At the end of the day, what matters most?

November 4, 2011

Image Copyright (c) 2011 J. L. FleckensteinBenjamin Franklin said, “The use of money is all the advantage there is in having it.” Indeed, money is as valuable to you as it assists you in creating your ideal life. Money is not the end goal, it is merely something that helps you reach your real goals.

Over the years, I have discovered that to provide the best service, I have to find out from my clients a piece of information only they possess: what matters most to him or her. My job is to comfortably draw out of my clients what their goals are, and integrate those goals with my own expertise to help them get results.

The simplicity of it is, people have life goals they hope to have the financial resources to achieve. If all I do is ask you about your financial goals, the conversation falls into terminology you might not easily relate to. This would be similar to a travel agent asking you how many times you want to travel instead of asking you where you want to go.

I am committed to taking into account important life circumstances when giving financial advice. I personally believe this is the most relevant, helpful approach and is most valued by my clients. I think of the work I do, the advice I give, as holistic wealthcare.

To accomplish this, I find it is more helpful to ask good questions than it is to find answers to typical, rote financial questions. If I ask you the right questions, it will help you discover your own answers, solutions, and resources. In other words, asking the right questions leads to some great brainstorming and real “a-ha!” moments.

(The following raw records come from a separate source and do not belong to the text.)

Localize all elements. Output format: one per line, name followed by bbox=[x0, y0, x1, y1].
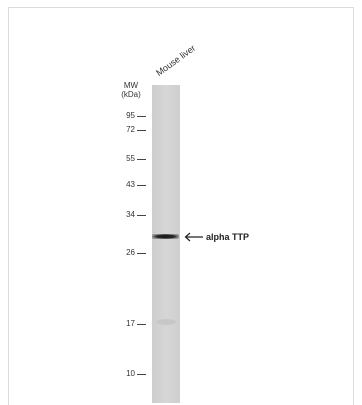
mw-marker-55: 55 bbox=[106, 154, 146, 164]
mw-marker-label: 26 bbox=[126, 248, 135, 257]
faint-band bbox=[156, 319, 176, 325]
gel-lane bbox=[152, 85, 180, 403]
mw-marker-label: 43 bbox=[126, 180, 135, 189]
mw-marker-label: 55 bbox=[126, 154, 135, 163]
mw-marker-34: 34 bbox=[106, 210, 146, 220]
mw-title-line1: MW bbox=[123, 81, 139, 90]
mw-marker-tick bbox=[137, 158, 146, 160]
mw-marker-tick bbox=[137, 184, 146, 186]
band-annotation: alpha TTP bbox=[183, 231, 249, 243]
mw-marker-tick bbox=[137, 129, 146, 131]
mw-marker-tick bbox=[137, 252, 146, 254]
mw-marker-95: 95 bbox=[106, 111, 146, 121]
mw-title-line2: (kDa) bbox=[121, 90, 141, 99]
mw-marker-label: 72 bbox=[126, 125, 135, 134]
mw-marker-label: 17 bbox=[126, 319, 135, 328]
mw-marker-43: 43 bbox=[106, 180, 146, 190]
mw-marker-tick bbox=[137, 214, 146, 216]
band-label: alpha TTP bbox=[206, 232, 250, 242]
left-arrow-icon bbox=[184, 232, 203, 242]
mw-marker-26: 26 bbox=[106, 248, 146, 258]
protein-band bbox=[152, 234, 179, 239]
mw-marker-label: 95 bbox=[126, 111, 135, 120]
mw-marker-tick bbox=[137, 115, 146, 117]
mw-marker-10: 10 bbox=[106, 369, 146, 379]
mw-marker-label: 34 bbox=[126, 210, 135, 219]
mw-marker-tick bbox=[137, 373, 146, 375]
image-frame bbox=[8, 7, 354, 405]
mw-marker-72: 72 bbox=[106, 125, 146, 135]
mw-marker-tick bbox=[137, 323, 146, 325]
mw-marker-label: 10 bbox=[126, 369, 135, 378]
mw-title: MW (kDa) bbox=[118, 81, 144, 99]
mw-marker-17: 17 bbox=[106, 319, 146, 329]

A perfect example of this is a home-bound elderly client of mine. She was at risk of running out of money if she continued gifting too much of it to her adult son. I asked her the right questions that led to a realistic assessment of her resources, needs, and preferences for care, comfort, and peace-of-mind.

Then I asked what she wished most to do for her son. She said she always wanted to help him. So, I asked what she felt would help him the most. She paused to consider, then realized what he really needed was a budget.

Moving from discovery to taking the right actions all I had to do was ask her what it would take to make that happen. She had the answers, I just had to help guide her through the right questions to get there.

Would you like to have a CPA and financial planner who really cares about your goals, listens attentively and knows how to ask the right, thought-provoking questions? Would you like some help in getting to the bottom of what matters most to you? Do you want to work with someone who has a broad range of financial and business expertise to help you best utilize your financial resources and achieve your goals?

If so, call us today at (707) 524-8130 or (415) 353-5680.



You might think this would never happen to you …

August 5, 2011

I have a client in his mid-sixties suffering from the early stages of Alzheimer’s disease. In the beginning it was just the little things that began to fade. He used to complain about feeling slow, but discounted that feeling because he believed it just came with aging.

My client has run his own business for over thirty years and his business has been his family’s main source of income, accounting for about 80% of their total annual income. As his financial advisor, I recommended putting together a succession plan for his business should he become unable to run it himself. Thinking this scenario would and could never happen to him, he did not heed my advice, therefore no plan was in place should he be unable to fulfill the duties of running his business.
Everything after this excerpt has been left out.